Two resolutions adopted by the council last week -- one relating to the Central African Republic, the other to the Democratic Republic of Congo -- stated that the trade in illegal wildlife was fueling conflicts in the region and bankrolling organised crime.
Under the resolutions, the council can slap sanctions, such as freezing assets or restricting travel, on any individual found to be involved in wildlife trafficking.
The resolutions were primarily designed to target a number of armed rebel groups operating in the eastern region of the Democratic Republic of Congo.
The UN also suspects the Lord's Resistance Army run by the ruthless warlord Joseph Kony uses the illegal ivory trade as a source of generating finances.
Other groups believed to benefit from the illegal wildlife trade include Somalia's Al-Shabaab Islamist militant group and Sudan's fearsome Janjaweed militia.
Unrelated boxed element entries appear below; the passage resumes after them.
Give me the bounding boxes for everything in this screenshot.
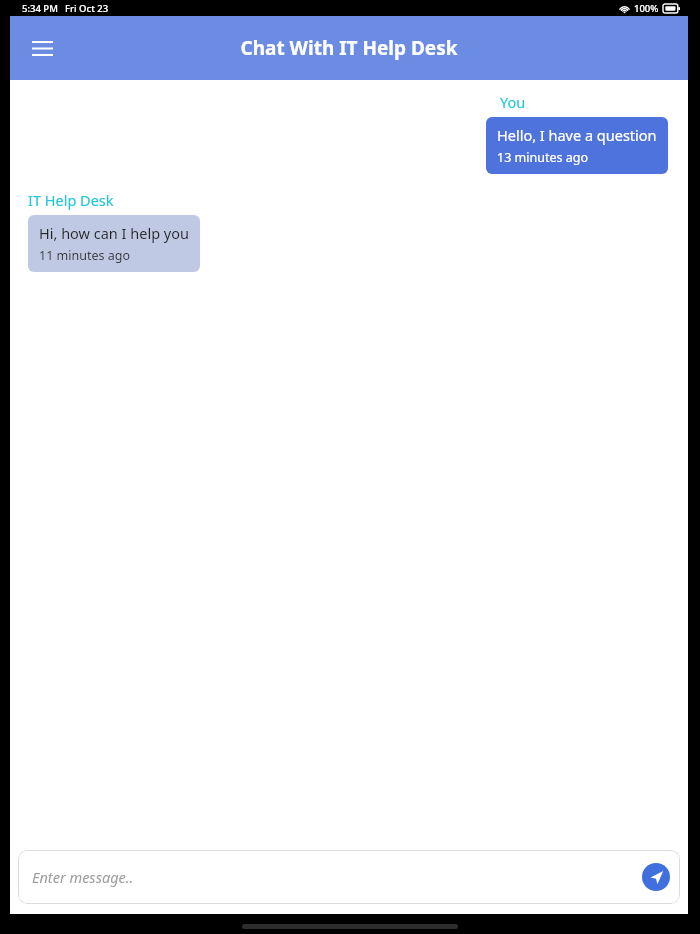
staticText: 11 minutes ago — [39, 247, 130, 264]
staticText: 5:34 PM — [22, 2, 58, 15]
staticText: 13 minutes ago — [497, 149, 588, 166]
button[interactable]: Hello, I have a question — [486, 117, 668, 174]
staticText: Enter message.. — [32, 867, 134, 887]
staticText: Hi, how can I help you — [39, 223, 189, 243]
button[interactable]: Hi, how can I help you — [28, 215, 200, 272]
staticText: IT Help Desk — [28, 190, 114, 210]
staticText: Chat With IT Help Desk — [10, 35, 688, 61]
staticText: Hello, I have a question — [497, 125, 657, 145]
staticText: You — [500, 92, 526, 112]
staticText: 100% — [634, 2, 659, 15]
button[interactable]: Send message — [642, 863, 670, 891]
staticText: Fri Oct 23 — [65, 2, 109, 15]
button[interactable]: Open navigation menu — [18, 24, 66, 72]
button[interactable]: Enter message.. — [32, 867, 642, 887]
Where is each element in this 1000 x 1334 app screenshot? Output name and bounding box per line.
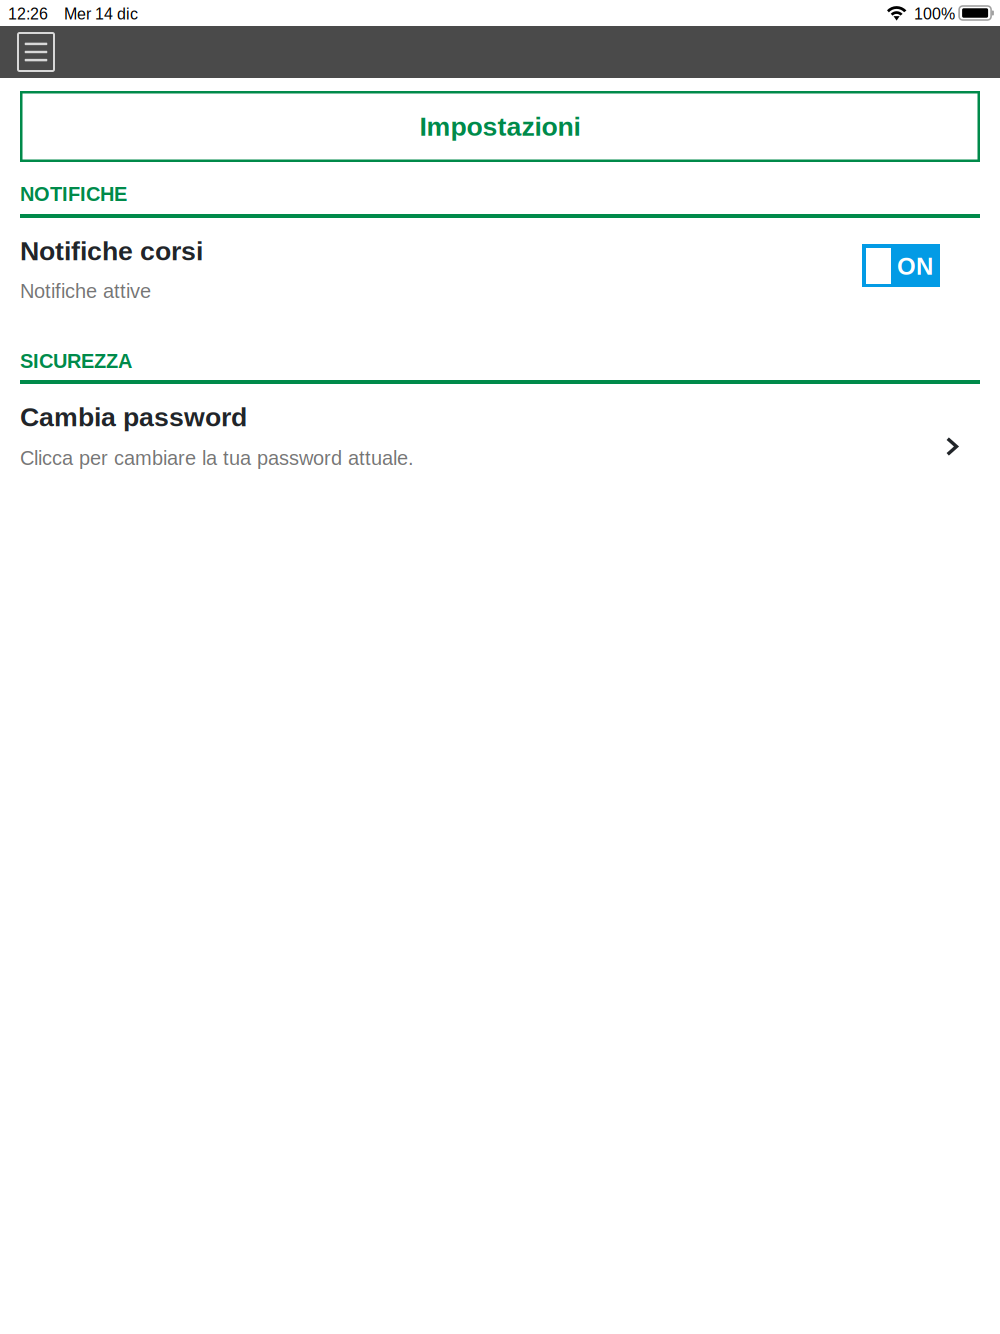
staticText: NOTIFICHE bbox=[20, 183, 127, 205]
button[interactable]: Impostazioni bbox=[20, 91, 980, 162]
button[interactable]: Notifiche corsi bbox=[20, 236, 980, 300]
button[interactable]: Menu bbox=[0, 26, 64, 78]
staticText: Notifiche attive bbox=[20, 280, 151, 302]
button[interactable]: Notifiche corsi, attivo bbox=[862, 244, 940, 287]
button[interactable]: Cambia password bbox=[20, 402, 980, 466]
staticText: SICUREZZA bbox=[20, 350, 132, 372]
staticText: Mer 14 dic bbox=[64, 5, 138, 23]
staticText: Clicca per cambiare la tua password attu… bbox=[20, 447, 414, 469]
staticText: Cambia password bbox=[20, 402, 247, 432]
staticText: ON bbox=[897, 253, 933, 280]
staticText: 12:26 bbox=[8, 5, 48, 23]
staticText: 100% bbox=[914, 5, 955, 23]
staticText: Notifiche corsi bbox=[20, 236, 203, 266]
staticText: Impostazioni bbox=[420, 112, 580, 141]
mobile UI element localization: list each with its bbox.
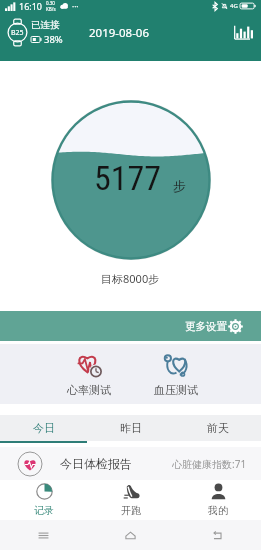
staticText: 2019-08-06: [89, 25, 150, 41]
staticText: 已连接: [31, 19, 60, 31]
staticText: ···: [72, 1, 79, 12]
staticText: 步: [173, 178, 186, 194]
button[interactable]: Back: [174, 520, 261, 550]
staticText: 0.30: [46, 0, 55, 6]
staticText: KB/s: [46, 6, 56, 12]
staticText: 心脏健康指数:71: [172, 457, 247, 471]
button[interactable]: Statistics: [229, 20, 255, 46]
button[interactable]: 更多设置: [0, 311, 261, 341]
button[interactable]: Home: [87, 520, 174, 550]
staticText: B25: [11, 28, 24, 38]
button[interactable]: 前天: [174, 415, 261, 441]
staticText: 开跑: [121, 504, 141, 517]
staticText: 4G: [230, 2, 238, 10]
staticText: 目标8000步: [101, 271, 160, 286]
button[interactable]: 开跑: [87, 480, 174, 520]
button[interactable]: Recents: [0, 520, 87, 550]
staticText: 更多设置: [185, 320, 227, 333]
button[interactable]: 今日体检报告: [0, 447, 261, 480]
staticText: 今日: [33, 421, 55, 435]
button[interactable]: 我的: [174, 480, 261, 520]
staticText: 38%: [44, 33, 63, 46]
staticText: 16:10: [19, 0, 43, 12]
button[interactable]: 血压测试: [132, 344, 219, 404]
staticText: 血压测试: [154, 383, 198, 397]
staticText: 心率测试: [67, 383, 111, 397]
staticText: 昨日: [120, 421, 142, 435]
staticText: 我的: [208, 504, 228, 517]
button[interactable]: 记录: [0, 480, 87, 520]
button[interactable]: 心率测试: [45, 344, 132, 404]
staticText: 前天: [207, 421, 229, 435]
staticText: 5177: [94, 158, 162, 198]
button[interactable]: 昨日: [87, 415, 174, 441]
staticText: 记录: [34, 504, 54, 517]
staticText: 今日体检报告: [60, 456, 132, 471]
button[interactable]: 今日: [0, 415, 87, 441]
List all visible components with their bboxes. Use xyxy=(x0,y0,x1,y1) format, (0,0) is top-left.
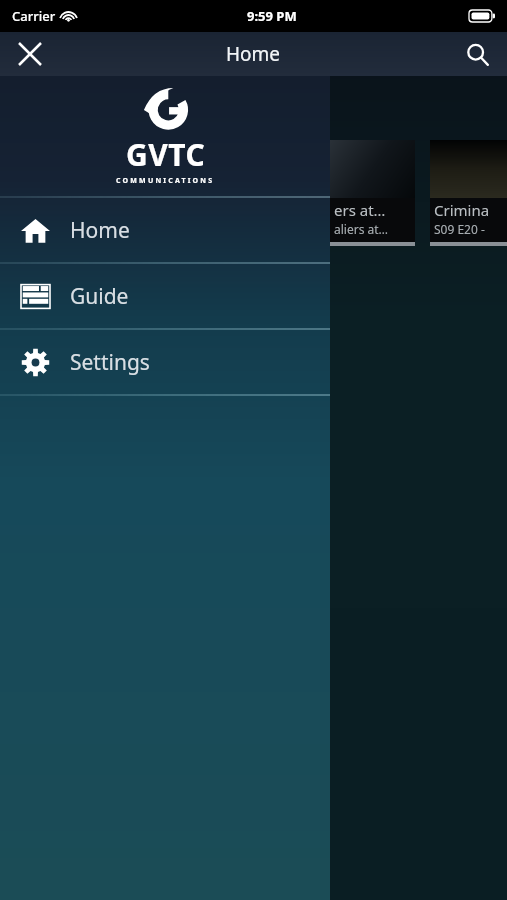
staticText: ers at… xyxy=(334,200,386,220)
staticText: Guide xyxy=(70,282,129,311)
staticText: aliers at… xyxy=(334,221,389,237)
staticText: Crimina xyxy=(434,200,490,220)
staticText: Settings xyxy=(70,348,150,377)
staticText: Home xyxy=(226,41,281,67)
button[interactable]: Close xyxy=(8,32,52,76)
button[interactable]: Home xyxy=(0,198,330,262)
button[interactable]: Settings xyxy=(0,330,330,394)
button[interactable]: ers at… xyxy=(330,140,415,246)
button[interactable]: Guide xyxy=(0,264,330,328)
staticText: COMMUNICATIONS xyxy=(116,176,215,186)
staticText: S09 E20 - xyxy=(434,221,488,237)
button[interactable]: Search xyxy=(455,32,499,76)
staticText: Carrier xyxy=(12,7,56,25)
button[interactable]: Crimina xyxy=(430,140,507,246)
staticText: GVTC xyxy=(126,134,206,175)
staticText: 9:59 PM xyxy=(247,7,297,25)
staticText: Home xyxy=(70,216,130,245)
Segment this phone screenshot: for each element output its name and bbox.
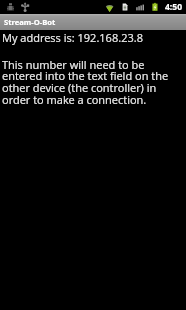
staticText: Stream-O-Bot (4, 17, 56, 27)
staticText: 4:50 (165, 1, 182, 13)
staticText: This number will need to be entered into… (2, 57, 182, 107)
other: Status bar (0, 0, 186, 14)
staticText: My address is: 192.168.23.8 (2, 30, 143, 45)
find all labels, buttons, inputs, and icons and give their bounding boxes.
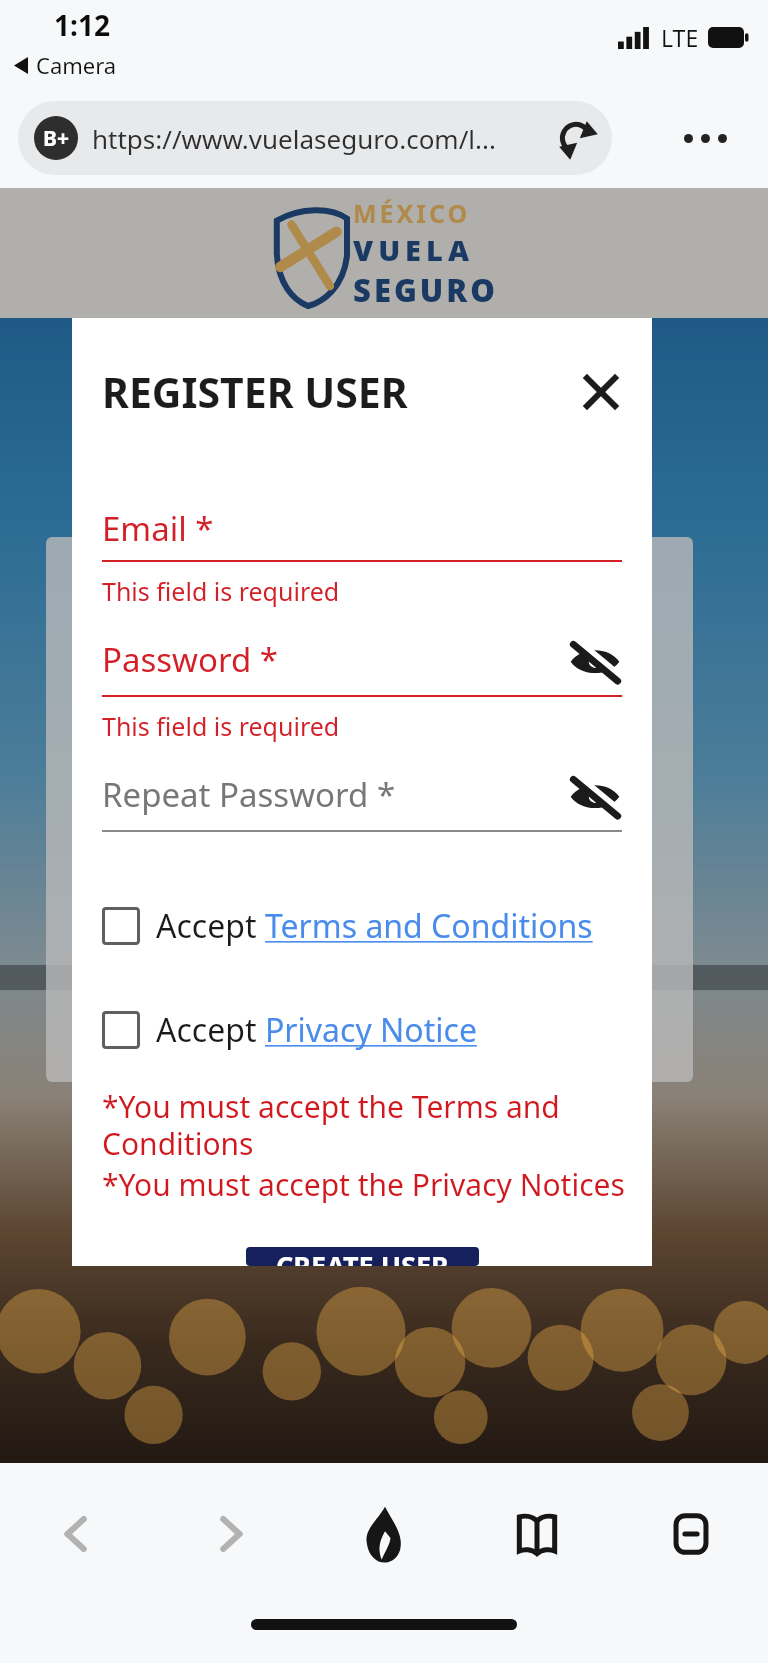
button[interactable]: Back — [43, 1500, 111, 1568]
staticText: 1:12 — [54, 6, 110, 44]
staticText: LTE — [661, 22, 699, 53]
button[interactable]: Email * — [102, 506, 622, 562]
staticText: REGISTER USER — [102, 364, 408, 420]
button[interactable]: Terms and Conditions — [265, 904, 593, 948]
button[interactable]: Tabs — [657, 1500, 725, 1568]
button[interactable]: Close — [576, 367, 626, 417]
button[interactable]: Repeat Password * — [102, 767, 622, 832]
staticText: Accept — [156, 904, 265, 948]
staticText: This field is required — [102, 574, 340, 608]
staticText: VUELA — [353, 230, 474, 269]
staticText: B+ — [43, 124, 69, 153]
staticText: Accept — [156, 1008, 265, 1052]
staticText: CREATE USER — [276, 1247, 449, 1266]
staticText: This field is required — [102, 709, 340, 743]
button[interactable]: More options — [674, 107, 736, 169]
button[interactable]: Brave Shields — [349, 1500, 417, 1568]
button[interactable]: Privacy Notice — [265, 1008, 477, 1052]
staticText: https://www.vuelaseguro.com/l... — [92, 121, 496, 156]
staticText: MÉXICO — [353, 196, 471, 230]
staticText: *You must accept the Terms and Condition… — [102, 1086, 560, 1164]
button[interactable]: Reload — [556, 118, 596, 158]
staticText: Email * — [102, 506, 214, 551]
button[interactable]: Show password — [568, 767, 622, 821]
button[interactable]: Password * — [102, 632, 622, 697]
button[interactable]: Forward — [196, 1500, 264, 1568]
button[interactable]: Bookmarks — [503, 1500, 571, 1568]
staticText: *You must accept the Privacy Notices — [102, 1164, 625, 1205]
staticText: Camera — [36, 50, 117, 80]
button[interactable]: Show password — [568, 632, 622, 686]
staticText: Password * — [102, 637, 279, 682]
button[interactable]: CREATE USER — [246, 1247, 479, 1266]
staticText: Repeat Password * — [102, 772, 396, 817]
button[interactable]: Accept — [102, 1008, 622, 1052]
button[interactable]: B+ — [18, 101, 612, 175]
button[interactable]: Accept — [102, 904, 622, 948]
staticText: SEGURO — [353, 269, 499, 311]
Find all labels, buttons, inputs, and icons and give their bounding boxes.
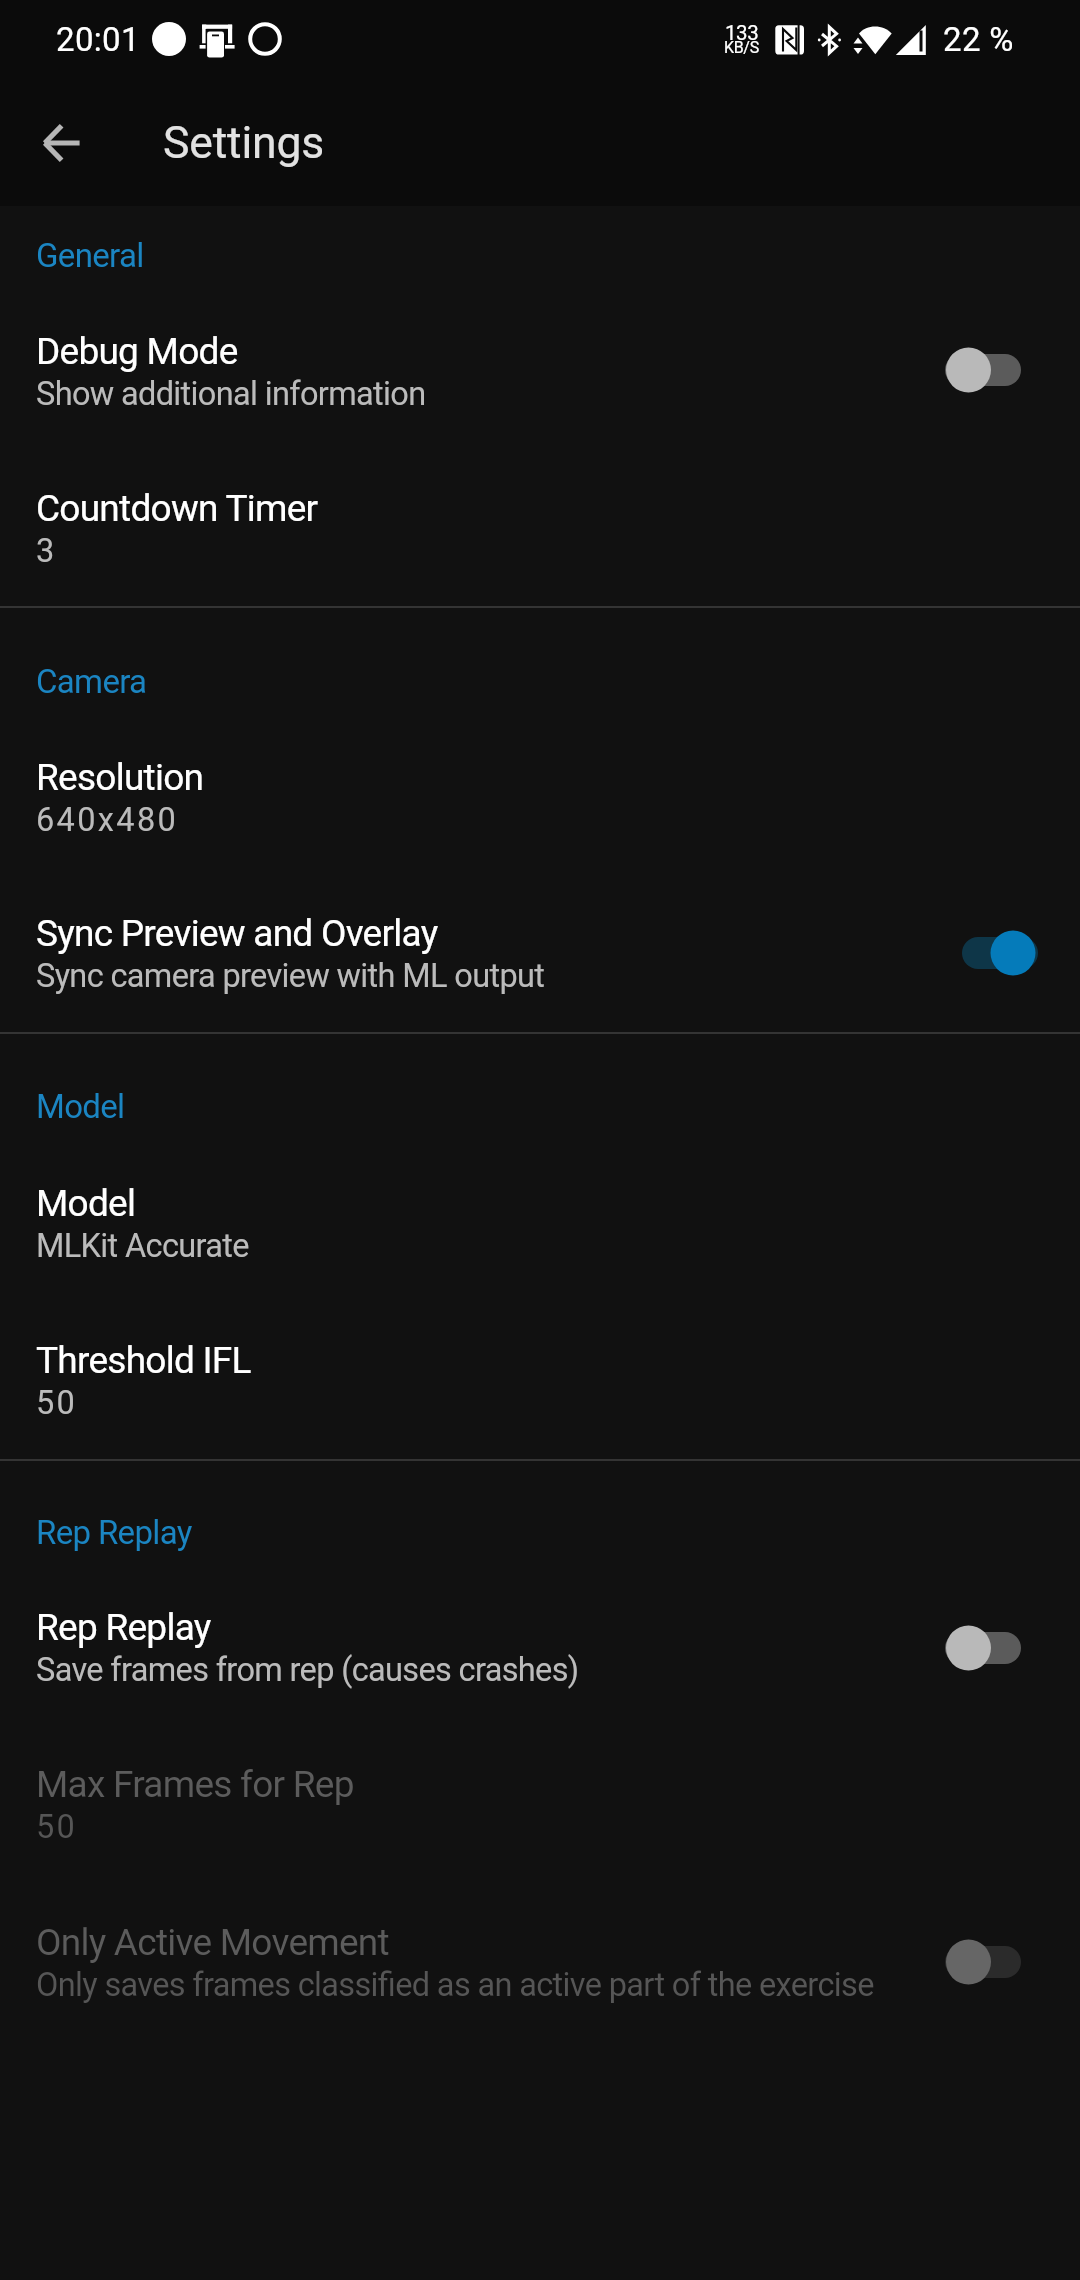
staticText: 3 bbox=[36, 532, 57, 570]
button[interactable]: Sync Preview and Overlay bbox=[0, 884, 1080, 1012]
button[interactable]: Max Frames for Rep bbox=[0, 1735, 1080, 1863]
staticText: Rep Replay bbox=[36, 1513, 192, 1552]
button[interactable]: Countdown Timer bbox=[0, 459, 1080, 587]
staticText: Resolution bbox=[36, 756, 204, 799]
staticText: Save frames from rep (causes crashes) bbox=[36, 1651, 579, 1689]
staticText: 20:01 bbox=[56, 20, 140, 59]
button[interactable]: Resolution bbox=[0, 728, 1080, 856]
button[interactable]: Toggle off bbox=[930, 1608, 1050, 1688]
button[interactable]: Toggle on bbox=[930, 913, 1050, 993]
button[interactable]: Back bbox=[18, 99, 106, 187]
staticText: KB/S bbox=[724, 38, 759, 57]
staticText: Camera bbox=[36, 662, 147, 701]
staticText: Max Frames for Rep bbox=[36, 1763, 354, 1806]
button[interactable]: Toggle off bbox=[930, 330, 1050, 410]
button[interactable]: Only Active Movement bbox=[0, 1893, 1080, 2021]
staticText: Countdown Timer bbox=[36, 487, 318, 530]
button[interactable]: Rep Replay bbox=[0, 1578, 1080, 1706]
staticText: MLKit Accurate bbox=[36, 1227, 249, 1265]
staticText: 50 bbox=[36, 1808, 78, 1846]
staticText: Show additional information bbox=[36, 375, 426, 413]
staticText: Sync camera preview with ML output bbox=[36, 957, 545, 995]
staticText: General bbox=[36, 236, 144, 275]
staticText: Debug Mode bbox=[36, 330, 238, 373]
staticText: Model bbox=[36, 1182, 136, 1225]
staticText: Sync Preview and Overlay bbox=[36, 912, 438, 955]
staticText: 22 % bbox=[943, 20, 1014, 59]
button[interactable]: Threshold IFL bbox=[0, 1311, 1080, 1439]
staticText: Threshold IFL bbox=[36, 1339, 251, 1382]
button[interactable]: Debug Mode bbox=[0, 302, 1080, 430]
staticText: 640x480 bbox=[36, 801, 179, 839]
staticText: Rep Replay bbox=[36, 1606, 211, 1649]
staticText: Only saves frames classified as an activ… bbox=[36, 1966, 874, 2004]
staticText: Model bbox=[36, 1087, 125, 1126]
staticText: 50 bbox=[36, 1384, 78, 1422]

"This is the first time that a United nations Security Council sanctions regime has targeted wildlife poachers and traffickers," said Wendy Elliott, species programme manager at the World Wildlife Fund told AFP. "It should act as a deterrent."
"There is no silver bullet to end this traffic, this is not going to solve the problem instantly but a year ago wildlife trafficking was not seen as a criminal issue, just an environmental one," Elliott added.